“Don’t cry, sweetie, Nana’s gone to a better place. She’s happy and she’s not in pain anymore.”
Don’t lie to me.
Don’t get me wrong. I appreciate your concern. I appreciate the fact that you’re trying to shield me from the harsh truth. And I appreciate the fact that you need to believe what you’re telling me, and that a part of me needs to believe it too. But the truth is easier to believe. And I’m at an age that I need to be trusted enough to hear the truth.
I can handle it.
My grandma died on Halloween. My mom got a call that morning, when my brother and I were getting ready. I didn’t even notice that she didn’t come down to see us off to school. My dad came down instead, his face giving nothing away.
That Halloween passed like any other. Since my brother and I were out with our friends for the whole night, we didn’t notice that mom had seemed quieter than usual. Had seemed less energetic, and had lost a spark in her eyes. Looking back now, I marvel at how my mom pulled herself together and put on a brave face for my brother and me.
In retrospect, it shouldn’t have been a surprise. We had gone to my aunt’s house to see my Nana just two weeks ago. My mom told me that I should say goodbye, but I couldn’t. I didn’t want to. The Nana I saw lying on the bed, surrounded by tubes and an oxygen mask, wasn’t the Nana I knew who laughed when she beat me in Go Fish. I couldn’t say goodbye because the Nana I knew was already gone.

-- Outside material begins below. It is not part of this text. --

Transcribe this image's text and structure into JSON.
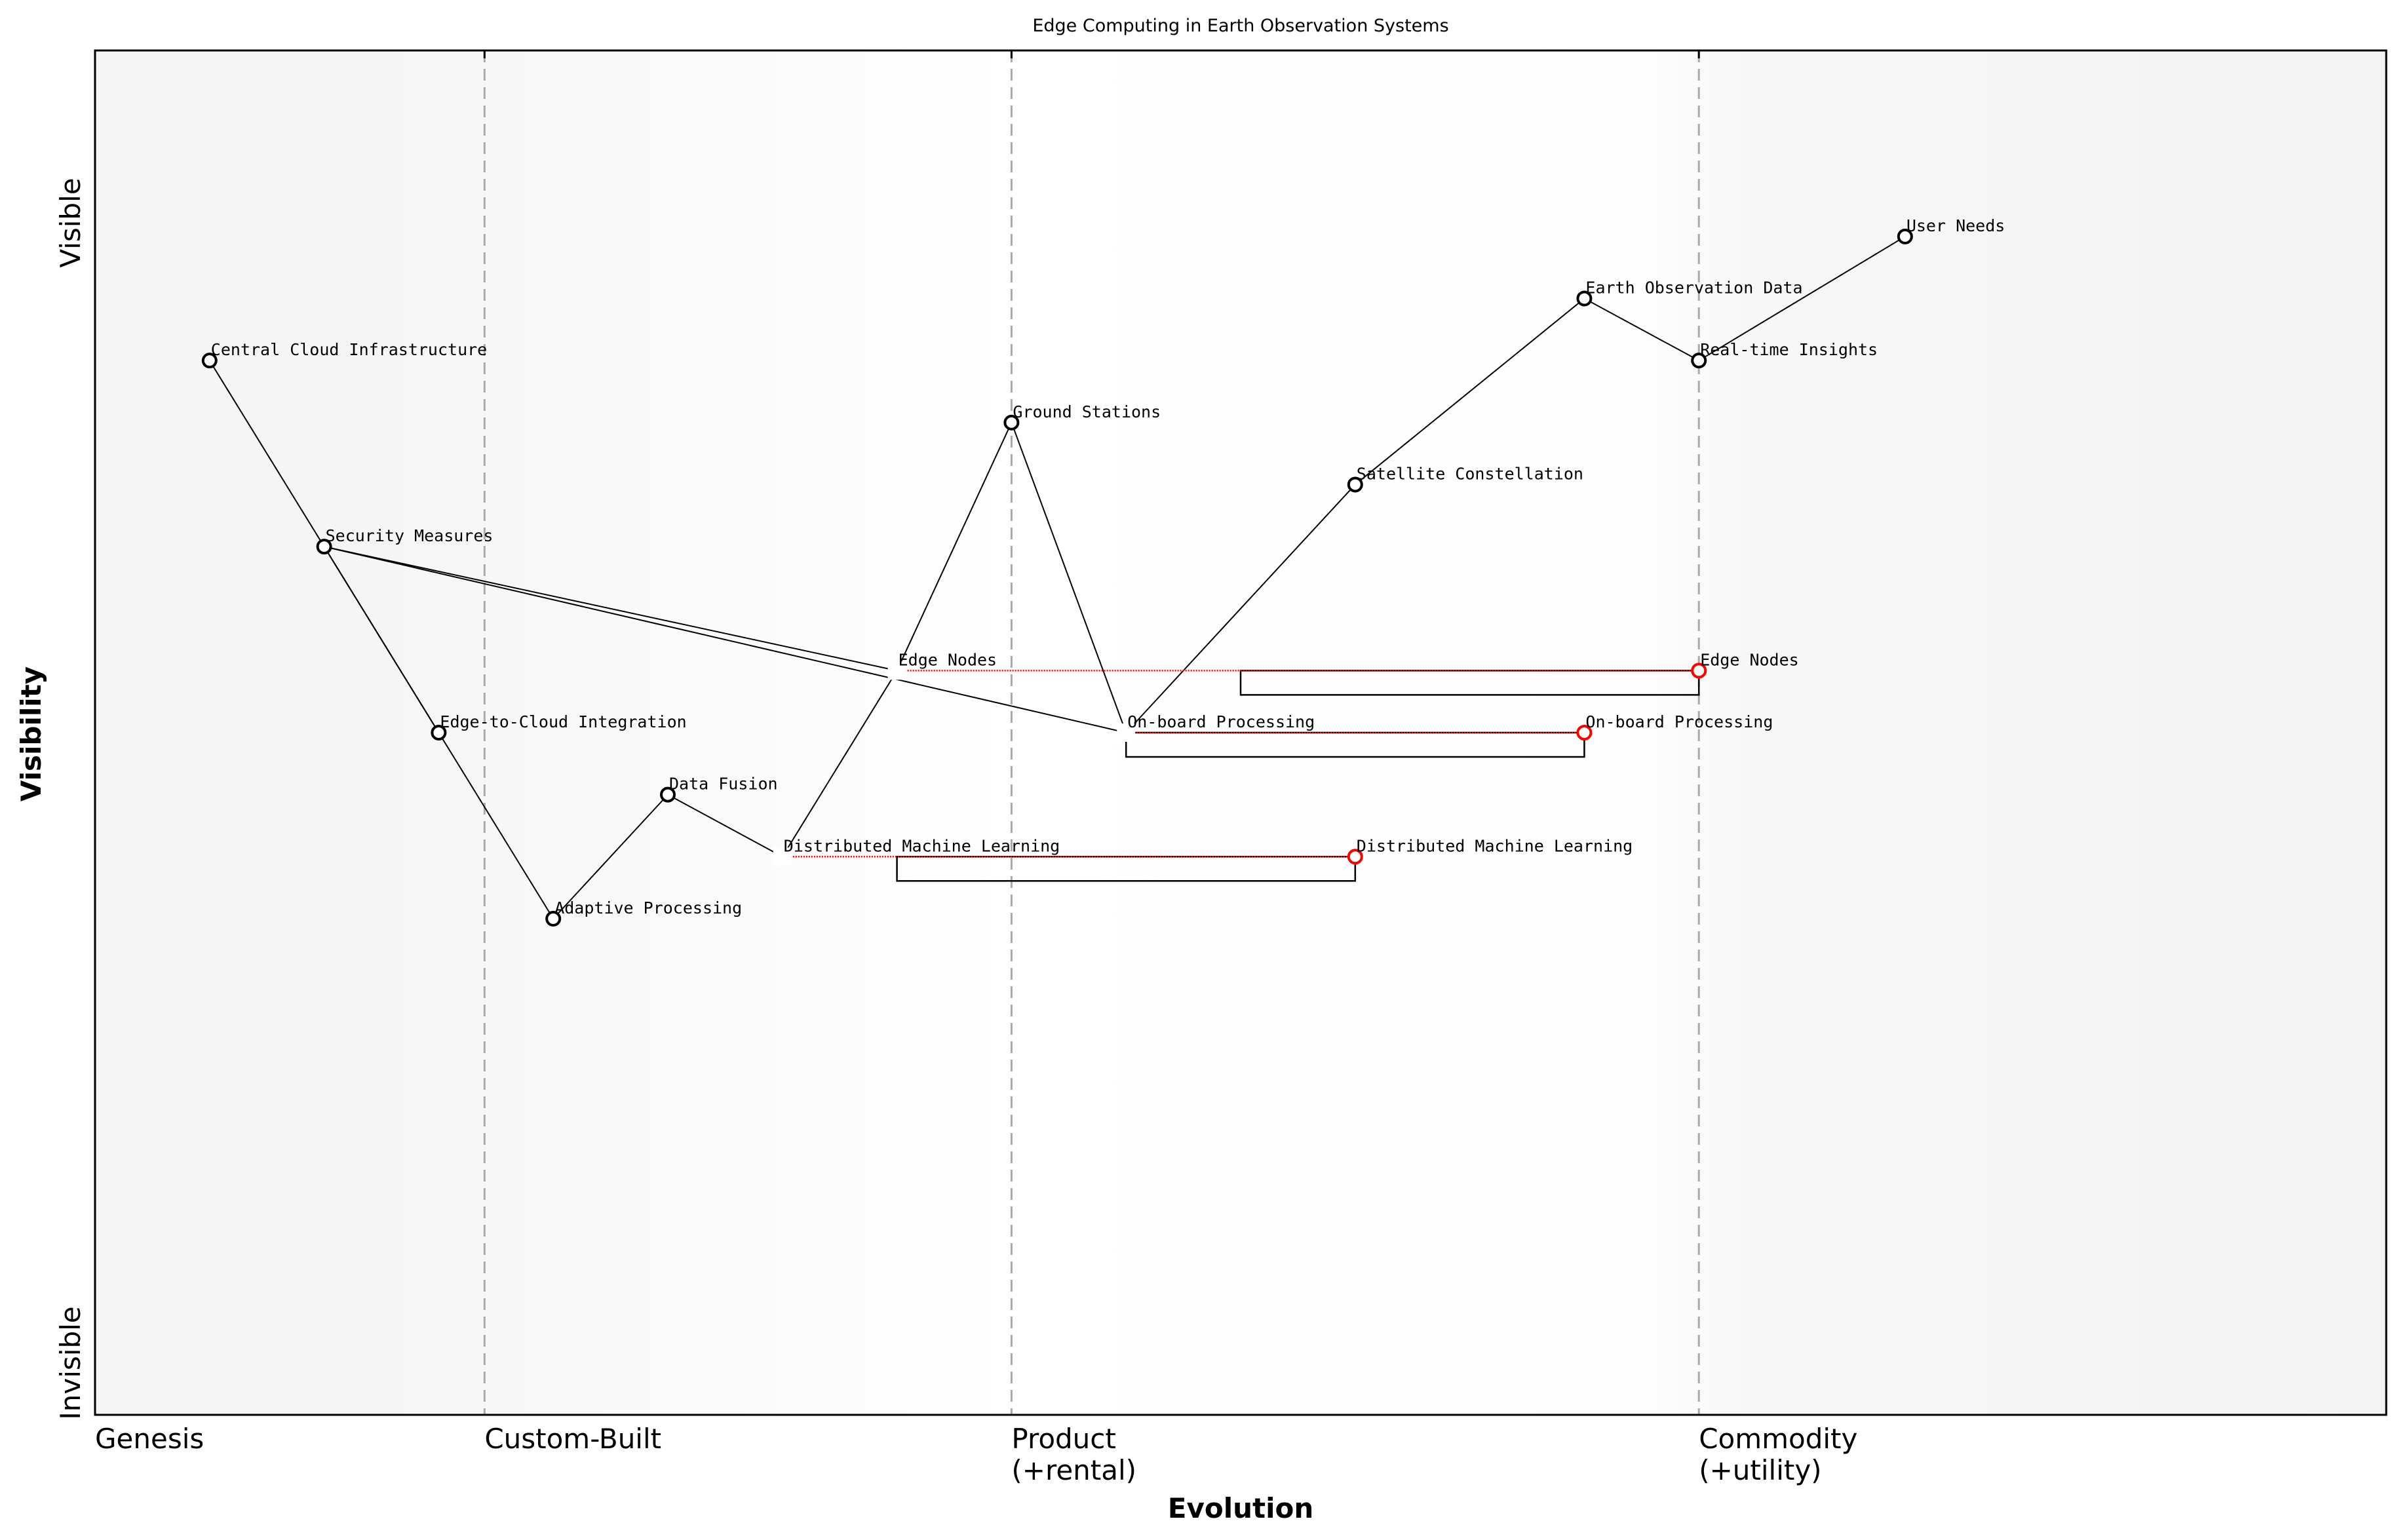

She told us on November 2.
We were in the living room and my mom looked over at my brother and me. I looked into her face, really looked into it, and I knew what was coming. I knew something had happened, and my brain made the connection that my heart wouldn’t believe. She told us that Nana had died. She started crying before she could say anything else. I started crying before I could say anything. But it didn’t cross my mind to ask her when it had happened.
It didn’t occur to me that she could or would hide something so important.
I didn’t learn until later that day that my Nana had died two days ago. And I hadn’t even noticed. This was my first real experience with death. I had expected something to happen. Something to mark the passing of my Nana.
But I couldn’t bring myself to be angry with my mom.
I understood, even if I didn’t like it, why she had withheld that information. I knew that I would have been a mess and I would have hated Halloween. I knew that she needed her time as well. She needed a few uninterrupted days to mourn on her own before she could deal with my grief.
Which left me angry with myself.
I wanted to be strong enough to handle the truth. I couldn’t bear the sympathy cards and the neighbors with their smiles. I needed someone to sit with me and say, “Your Nana died. It sucks, but it happened. It’s ok to be sad, even angry, but that doesn’t change anything.” I just needed the truth. I just needed someone to trust me enough to tell me the truth.